I. L’épicerie italienne

[toc]

Rêve du 13 au 14 mars 2013

Titi  et mes parents vont venir chez moi, avenue Paul Deschanel.1  Mes deux frères viendront probablement également. Je prévois que nous mangerons au restaurant le premier soir et que le lendemain je ferai une recette italienne. Puisque je vais cuisiner, je dois faire des courses. Je suis dans le quartier de la rue Waelhem (la maison de mes parents). Je trouve une épicerie italienne.2 Je décide d’y acheter tout ce dont j’ai besoin pour la recette. A l’intérieur, je me rends compte que je l’ai oubliée. J’en parle à l’épicière, la décris comme très longue, lui dis mon intention d’en acheter chez elle tous les ingrédients. Elle s’y intéresse, voudrais la voir.

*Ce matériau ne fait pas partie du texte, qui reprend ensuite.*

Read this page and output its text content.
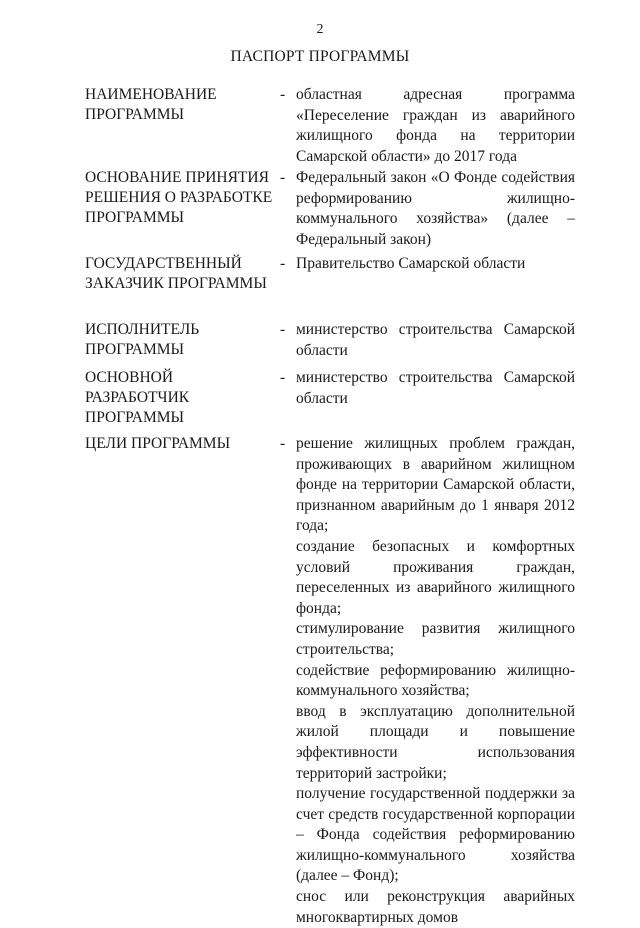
2
ПАСПОРТ ПРОГРАММЫ
НАИМЕНОВАНИЕ ПРОГРАММЫ
- областная адресная программа «Переселение граждан из аварийного жилищного фонда на территории Самарской области» до 2017 года

ОСНОВАНИЕ ПРИНЯТИЯ РЕШЕНИЯ О РАЗРАБОТКЕ ПРОГРАММЫ
- Федеральный закон «О Фонде содействия реформированию жилищно-коммунального хозяйства» (далее – Федеральный закон)

ГОСУДАРСТВЕННЫЙ ЗАКАЗЧИК ПРОГРАММЫ
- Правительство Самарской области

ИСПОЛНИТЕЛЬ ПРОГРАММЫ
- министерство строительства Самарской области

ОСНОВНОЙ РАЗРАБОТЧИК ПРОГРАММЫ
- министерство строительства Самарской области

ЦЕЛИ ПРОГРАММЫ	- решение жилищных проблем граждан, проживающих в аварийном жилищном фонде на территории Самарской области, признанном аварийным до 1 января 2012 года;

создание безопасных и комфортных условий проживания граждан, переселенных из аварийного жилищного фонда;

стимулирование развития жилищного строительства;

содействие реформированию жилищно-коммунального хозяйства;

ввод в эксплуатацию дополнительной жилой площади и повышение эффективности использования территорий застройки;

получение государственной поддержки за счет средств государственной корпорации – Фонда содействия реформированию жилищно-коммунального хозяйства (далее – Фонд);

снос или реконструкция аварийных многоквартирных домов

Quand je retourne au magasin avec la recette, j’en profite pour (oser) la lire. Je m’aperçois qu’elle n’est pas si difficile que ça : essentiellement composée de 4 sortes différentes de pâtes, et de crevettes qu’il faut décortiquer – en quoi consiste finalement la seule difficulté de la recette. Je laisse la recette à l’épicière. Lui achète également 2 bouteilles de vin. Quand j’y retournerai, elle aura déjà cuisiné et mis le plat en vente, dans des barriques.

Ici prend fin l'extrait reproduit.